Whatever room Rodden had carved out for herself in this male-domianted sport disappeared as news of her divorce from Caldwell became public. “A lot of people, the industry acquaintances who’d always been quick to get in touch and praise my latest send, just disappeared from my life … I felt as though I’d been marked with a scarlet letter and cut out of nearly all the old social and professional circles I’d known,” Rodden recalls. But out of this isolation, Rodden unlearned her internalized resentment of women, and she formed strong bonds and friendships with other female climbers like Steph Davis and, later, Becca Caldwell. She embraced a role as a writer and an advocate for change in the sport, particularly around body image, eating disorders, and motherhood. Rodden’s ability to change her perspective and embrace female solidarity speaks to the sport’s potential to change—and for it to change us.

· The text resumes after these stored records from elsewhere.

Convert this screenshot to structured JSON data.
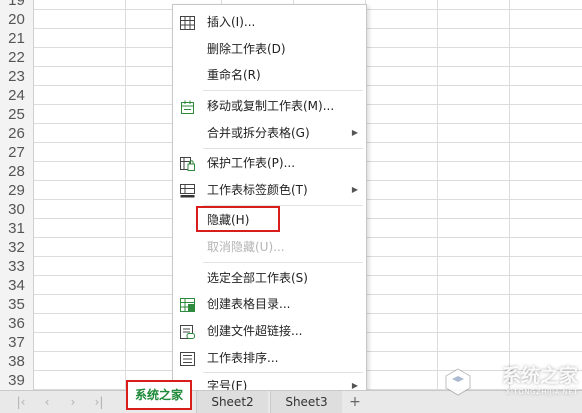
{
  "rows": [
    "19",
    "20",
    "21",
    "22",
    "23",
    "24",
    "25",
    "26",
    "27",
    "28",
    "29",
    "30",
    "31",
    "32",
    "33",
    "34",
    "35",
    "36",
    "37",
    "38",
    "39"
  ],
  "context_menu": {
    "items": [
      {
        "name": "insert",
        "label": "插入(I)...",
        "icon": "insert-table-icon",
        "enabled": true,
        "submenu": false
      },
      {
        "name": "delete-sheet",
        "label": "删除工作表(D)",
        "icon": "",
        "enabled": true,
        "submenu": false
      },
      {
        "name": "rename",
        "label": "重命名(R)",
        "icon": "",
        "enabled": true,
        "submenu": false
      },
      {
        "name": "move-copy-sheet",
        "label": "移动或复制工作表(M)...",
        "icon": "move-copy-icon",
        "enabled": true,
        "submenu": false
      },
      {
        "name": "merge-split-table",
        "label": "合并或拆分表格(G)",
        "icon": "",
        "enabled": true,
        "submenu": true
      },
      {
        "name": "protect-sheet",
        "label": "保护工作表(P)...",
        "icon": "protect-sheet-icon",
        "enabled": true,
        "submenu": false
      },
      {
        "name": "tab-color",
        "label": "工作表标签颜色(T)",
        "icon": "tab-color-icon",
        "enabled": true,
        "submenu": true
      },
      {
        "name": "hide",
        "label": "隐藏(H)",
        "icon": "",
        "enabled": true,
        "submenu": false
      },
      {
        "name": "unhide",
        "label": "取消隐藏(U)...",
        "icon": "",
        "enabled": false,
        "submenu": false
      },
      {
        "name": "select-all-sheets",
        "label": "选定全部工作表(S)",
        "icon": "",
        "enabled": true,
        "submenu": false
      },
      {
        "name": "create-table-index",
        "label": "创建表格目录...",
        "icon": "table-index-icon",
        "enabled": true,
        "submenu": false
      },
      {
        "name": "create-file-hyperlink",
        "label": "创建文件超链接...",
        "icon": "file-link-icon",
        "enabled": true,
        "submenu": false
      },
      {
        "name": "sort-sheets",
        "label": "工作表排序...",
        "icon": "sort-list-icon",
        "enabled": true,
        "submenu": false
      },
      {
        "name": "font-size",
        "label": "字号(F)",
        "icon": "",
        "enabled": true,
        "submenu": true
      }
    ]
  },
  "tabs": [
    {
      "label": "系统之家",
      "active": true
    },
    {
      "label": "Sheet2",
      "active": false
    },
    {
      "label": "Sheet3",
      "active": false
    }
  ],
  "add_sheet_label": "+",
  "watermark": {
    "cn": "系统之家",
    "en": "XITONGZHIJIA.NET"
  },
  "colors": {
    "highlight": "#d91c1c",
    "active_tab_text": "#1f8a3a",
    "icon_green": "#2e8b3e"
  }
}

Rodden’s writing skillfully transports us, placing us alongside her on the wall. Any climber with a project can relate to Rodden’s descriptions of her hanging on a rope for hours, attempting to decode Meltdown, searching for the smallest of nubs to use as a foothold, and trying to hold onto polished nothingness. Rodden painstakingly details just how tenuous her ascent was. “I took two deep breaths and then reached up with my right hand to the worst hold on the route. It was a quarter of a finger pad deep…I weighted my right fingertip and pulled with my arms. As I reached up I had only a second before my body would start to succumb to gravity and pull me backward, off the wall.” Her recollection on her failed ascent of Magic Line (5.14c) blends the technical aspects of the route with deep emotional weight. Rodden saw the route as her “declaration of independence” after her divorce; a public statement declaring that “just Beth” could still succeed. She captures the wrenching agony of falling on the last move of a route: “I wanted him [my belayer] to tie me off to a tree and just leave me there, a spectacle for all the tourists hiking by. Beth Rodden: could have been someone, but she wasn’t, so here she hangs in infamy.”

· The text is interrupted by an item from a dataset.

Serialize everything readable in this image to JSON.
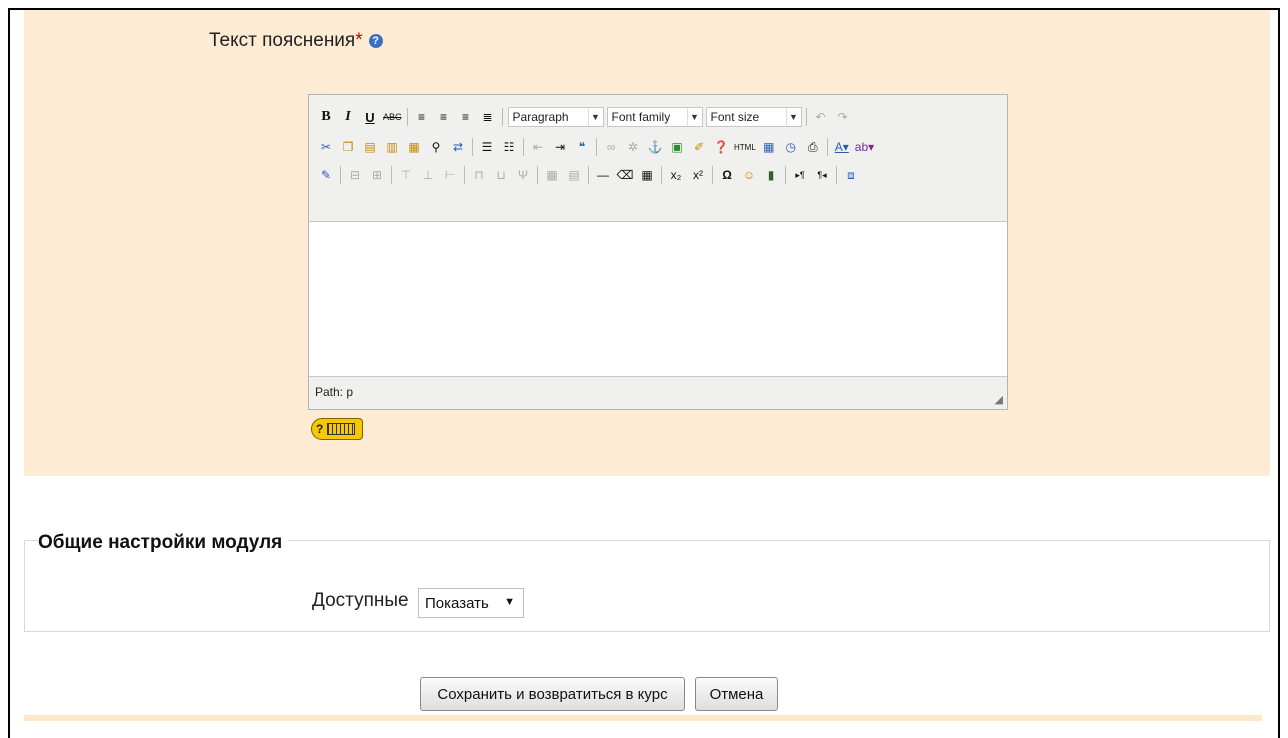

Part three is the most captivating and emotionally resonant portion of the book. Earlier on, we have witnessed Rodden become inextricably linked to Caldwell—and her trauma—and here we get to see Rodden step into her own and find her identity. Her new marriage and her child do not provide the answer to the question of who she is; only Rodden can discover that through therapy, introspection, and self-love. “I had trained myself to lock Kyrgyzstan away, and facing those memories one by one felt like a kind of training project too … But instead of finding a sequence that successfully led up a blank rock wall… the gains were gradual, less tangible… As my thoughts became less frightening to me, less shameful, that meant I could loosen my rigid control over them. I could be kinder to myself. I could be myself.” Rodden’s capacity to break her destructive patterns, to unlearn her coping and controlling mechanisms resulting from her trauma, and to finally divorce her self-worth from her climbing is as awe-inspiring as any of her ascents.